Politycy PiS komentują doniesienia "Rzeczpospolitej", według których Janusz Wojciechowski, którego Polska wystawiła jako kandydata na komisarza ds. rolnictwa, wypadł fatalnie podczas przesłuchania i nie ma szans na akceptację, więc konieczne będzie wskazanie innego kandydata.
Według Bartosza Kownackiego z PiS to nieprzychylne polskiemu konserwatywnemu rządowi "elity w Brukseli" chcą wymusić zmianę kandydata.
Tymczasem, argumentuje poseł, Janusz Wojciechowski to osoba "niezwykle doświadczona i kompetentna w sprawach rolnictwa". Jest to zdaniem Kownackiego ze strony Unii "złośliwe kąsanie i szturchanie" Polski, bo wiadomo, że "Polsce komisarz europejski przysługuje".

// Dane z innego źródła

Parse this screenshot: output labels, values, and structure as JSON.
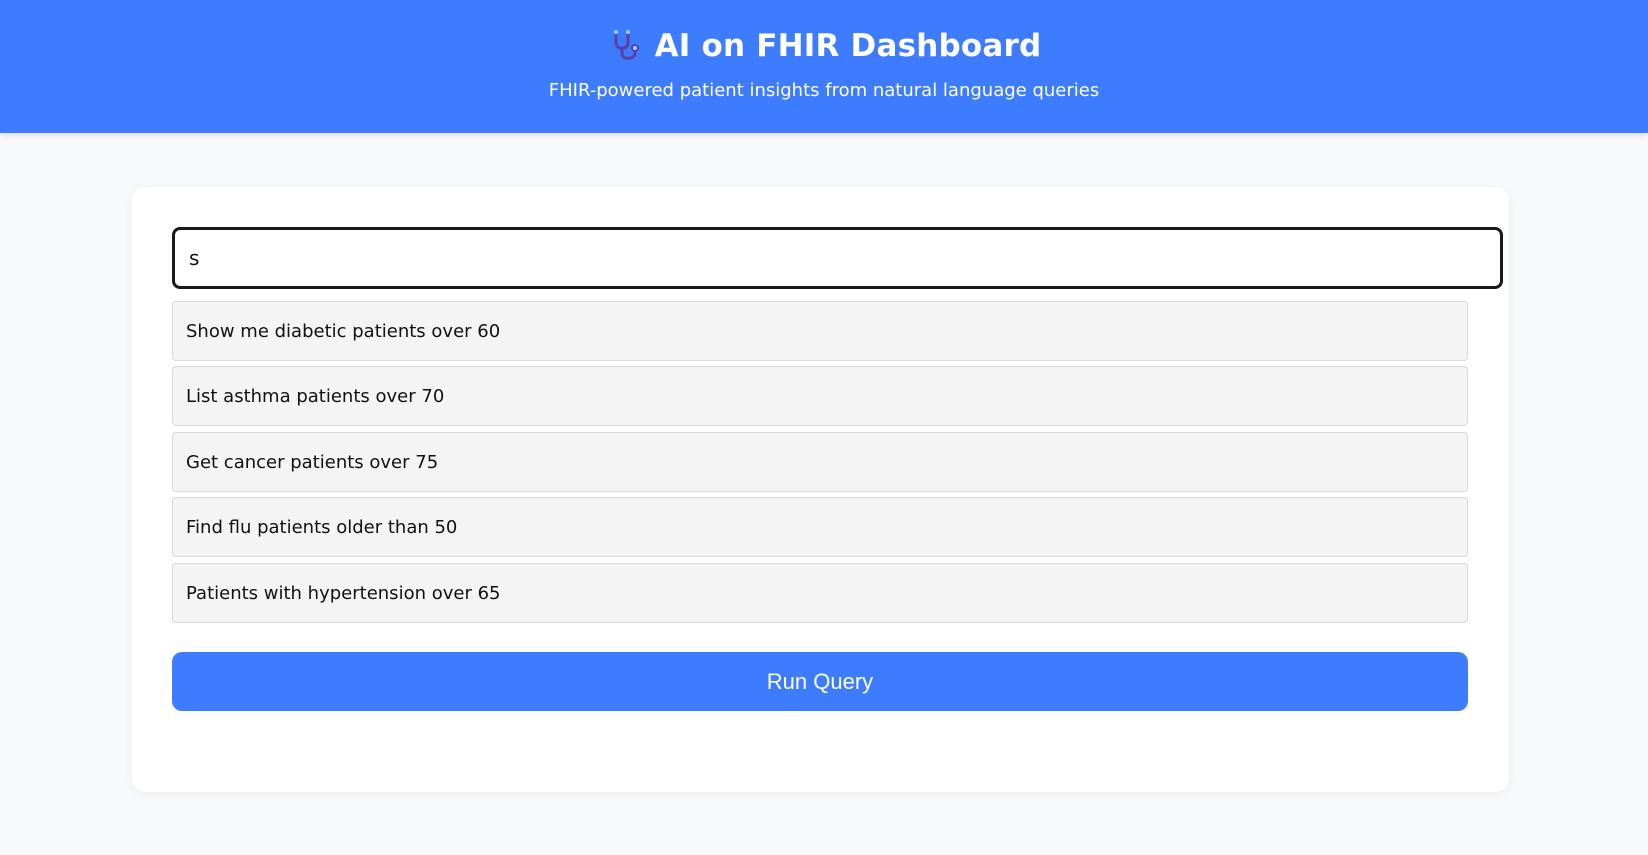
{
  "header": {
    "title": "AI on FHIR Dashboard",
    "subtitle": "FHIR-powered patient insights from natural language queries",
    "logo_icon": "stethoscope-icon",
    "background_color": "#3d7cff"
  },
  "query": {
    "value": "s"
  },
  "suggestions": [
    {
      "label": "Show me diabetic patients over 60"
    },
    {
      "label": "List asthma patients over 70"
    },
    {
      "label": "Get cancer patients over 75"
    },
    {
      "label": "Find flu patients older than 50"
    },
    {
      "label": "Patients with hypertension over 65"
    }
  ],
  "actions": {
    "run_label": "Run Query",
    "button_color": "#3d7cff"
  }
}
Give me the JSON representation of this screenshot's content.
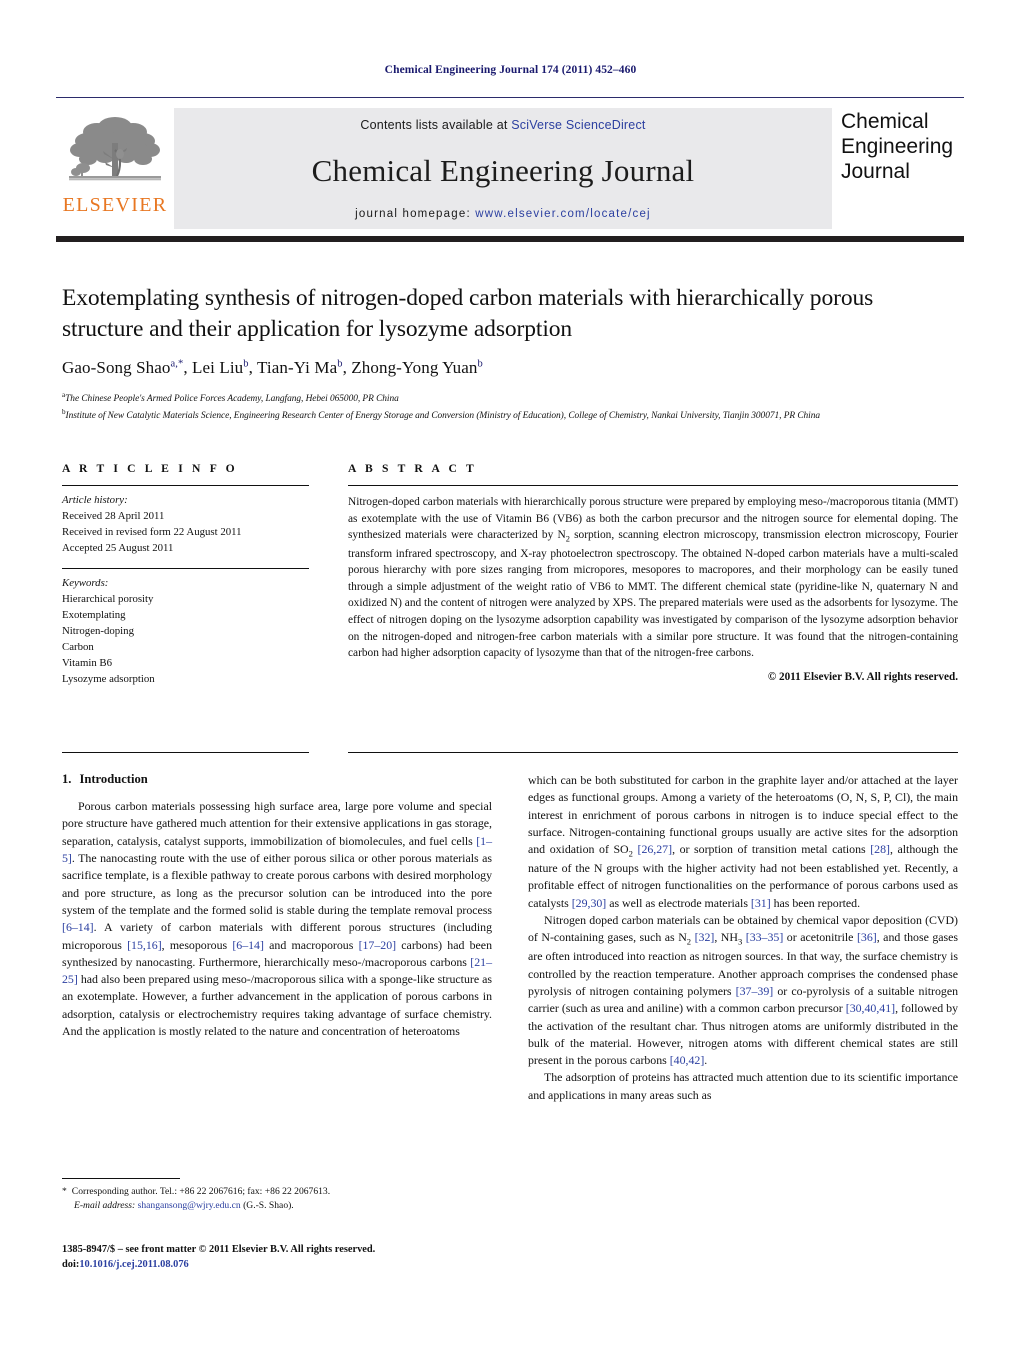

Według europosła Zbigniewa Kuźmiuka za sytuację Janusza Wojciechowskiego odpowiadają europosłowie opozycji, a dowodem na to ma być wystąpienie Jarosława Kalinowskiego, który zaatakował kandydata mówiąc, że jeśli wypłaty funduszy unijnych zostaną powiązane z przestrzeganiem praworządności, jako pierwsi straca na tym rolnicy.
Działania opozycyjnych europosłów skrytykował inny poseł PiS Jan Mosiński.